Comment for best oral presentation award of JSSX meeting 2019
Daiichi Sankyo Europe
First of all, we would like to express our gratitude to be honored by the Japanese Society for the Study of Xenobiotics with the best oral presentation award for the presentation on our innovative in vitro gut model. The title of our talk was “Human biopsy-derived intestinal organoid monolayer as unique in vitro model to predict drug absorption and induction of drug metabolizing enzymes and transporters”. The human biopsy-derived intestinal organoid monolayer platform was established at Daiichi Sankyo Europe´s, Tissue and Cell Research Center Munich based in Martinsried by Munich, Germany, where our colleagues are working on making the drug discovery and development more effective and efficient by using and developing translational models bridging the preclinical research with the clinics.

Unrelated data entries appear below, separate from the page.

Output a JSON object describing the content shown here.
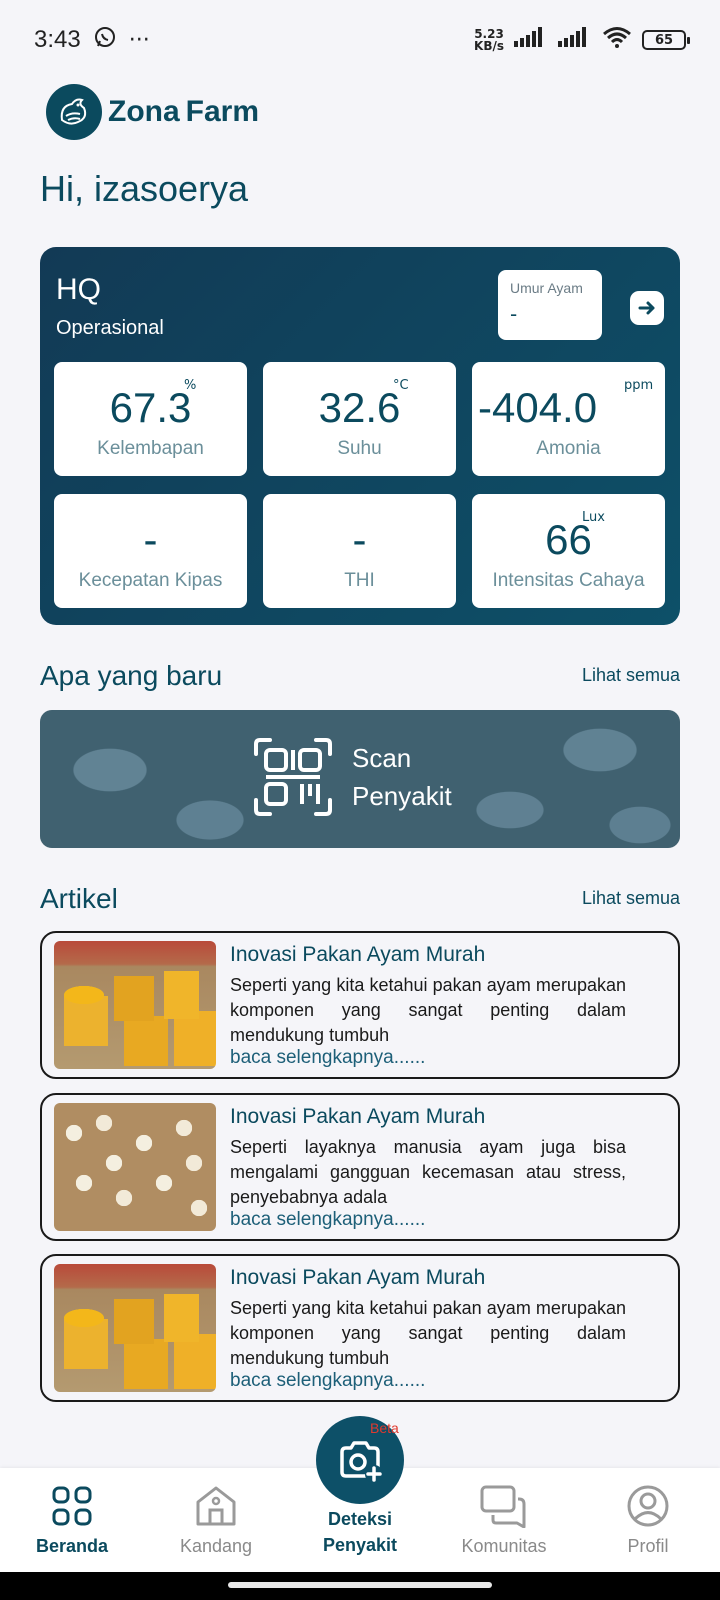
{
  "status_bar": {
    "time": "3:43",
    "more": "···",
    "net_speed_value": "5.23",
    "net_speed_unit": "KB/s",
    "battery": "65"
  },
  "app": {
    "logo_text_1": "Zona",
    "logo_text_2": "Farm",
    "brand_color": "#0b4a5e"
  },
  "greeting": "Hi, izasoerya",
  "farm_card": {
    "name": "HQ",
    "type": "Operasional",
    "age_label": "Umur Ayam",
    "age_value": "-",
    "metrics": [
      {
        "value": "67.3",
        "unit": "%",
        "label": "Kelembapan"
      },
      {
        "value": "32.6",
        "unit": "°C",
        "label": "Suhu"
      },
      {
        "value": "-404.0",
        "unit": "ppm",
        "label": "Amonia"
      },
      {
        "value": "-",
        "unit": "",
        "label": "Kecepatan Kipas"
      },
      {
        "value": "-",
        "unit": "",
        "label": "THI"
      },
      {
        "value": "66",
        "unit": "Lux",
        "label": "Intensitas Cahaya"
      }
    ]
  },
  "whats_new": {
    "title": "Apa yang baru",
    "see_all": "Lihat semua",
    "banner_line1": "Scan",
    "banner_line2": "Penyakit"
  },
  "articles": {
    "title": "Artikel",
    "see_all": "Lihat semua",
    "items": [
      {
        "title": "Inovasi Pakan Ayam Murah",
        "excerpt": "Seperti yang kita ketahui pakan ayam merupakan komponen yang sangat penting dalam mendukung tumbuh",
        "more": "baca selengkapnya......",
        "image": "feeder-image"
      },
      {
        "title": "Inovasi Pakan Ayam Murah",
        "excerpt": "Seperti layaknya manusia ayam juga bisa mengalami gangguan kecemasan atau stress, penyebabnya adala",
        "more": "baca selengkapnya......",
        "image": "chicks-image"
      },
      {
        "title": "Inovasi Pakan Ayam Murah",
        "excerpt": "Seperti yang kita ketahui pakan ayam merupakan komponen yang sangat penting dalam mendukung tumbuh",
        "more": "baca selengkapnya......",
        "image": "feeder-image"
      }
    ]
  },
  "bottom_nav": {
    "items": [
      {
        "label": "Beranda",
        "icon": "grid-icon",
        "active": true
      },
      {
        "label": "Kandang",
        "icon": "barn-icon",
        "active": false
      },
      {
        "label": "Komunitas",
        "icon": "chat-icon",
        "active": false
      },
      {
        "label": "Profil",
        "icon": "profile-icon",
        "active": false
      }
    ],
    "fab_badge": "Beta",
    "fab_label_1": "Deteksi",
    "fab_label_2": "Penyakit",
    "fab_icon": "camera-plus-icon"
  }
}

But what is so innovative about this in vitro intestinal organoid monolayer model? It is well know that the human small intestine is the major site of oral drug absorption and expresses several clinically relevant drug metabolizing enzymes and transporters. Common screening models for the evaluation of drug absorption in the gut lack the physiological expression pattern of those and are therefore not ideal to predict e.g. intestinal drug-drug interactions. To overcome these limitations, our team has developed human biopsy-derived 3D intestinal organoids in monolayer configuration which are mimicking the intestinal barrier and can be used not only for prediction of intestinal drug-drug interactions but also for evaluation of the vectorial transport of drugs. The best oral presentation award of JSSX meeting 2019 motivates us to continue our research especially with focus on prediction of intestinal absorption, gastro-intestinal toxicity and interplay of drug transporters with drug metabolizing enzymes in the human gut. Last but not least would like to thank the ADME & In Vitro Solutions team at Daiichi Sankyo Europe´s, Tissue and Cell Research Center Munich especially Dr. Fatima Ahmetlic and Dr. Nora Semren for initiating and establishing the human intestinal organoid monolayer platform, Dr. Katja Damme for highly valuable scientific input and supervision and Mr. Stefan Beck for his excellent technical assistance. In addition, we would like to thank our colleagues at Daiichi Sankyo´s Drug Metabolism and Pharmacokinetics Research Laboratories in Tokyo, Japan, especially Dr. Yumi Nishiya, Dr. Kengo Watanabe and Dr. Nobuaki Watanabe for their long-term support and expertise.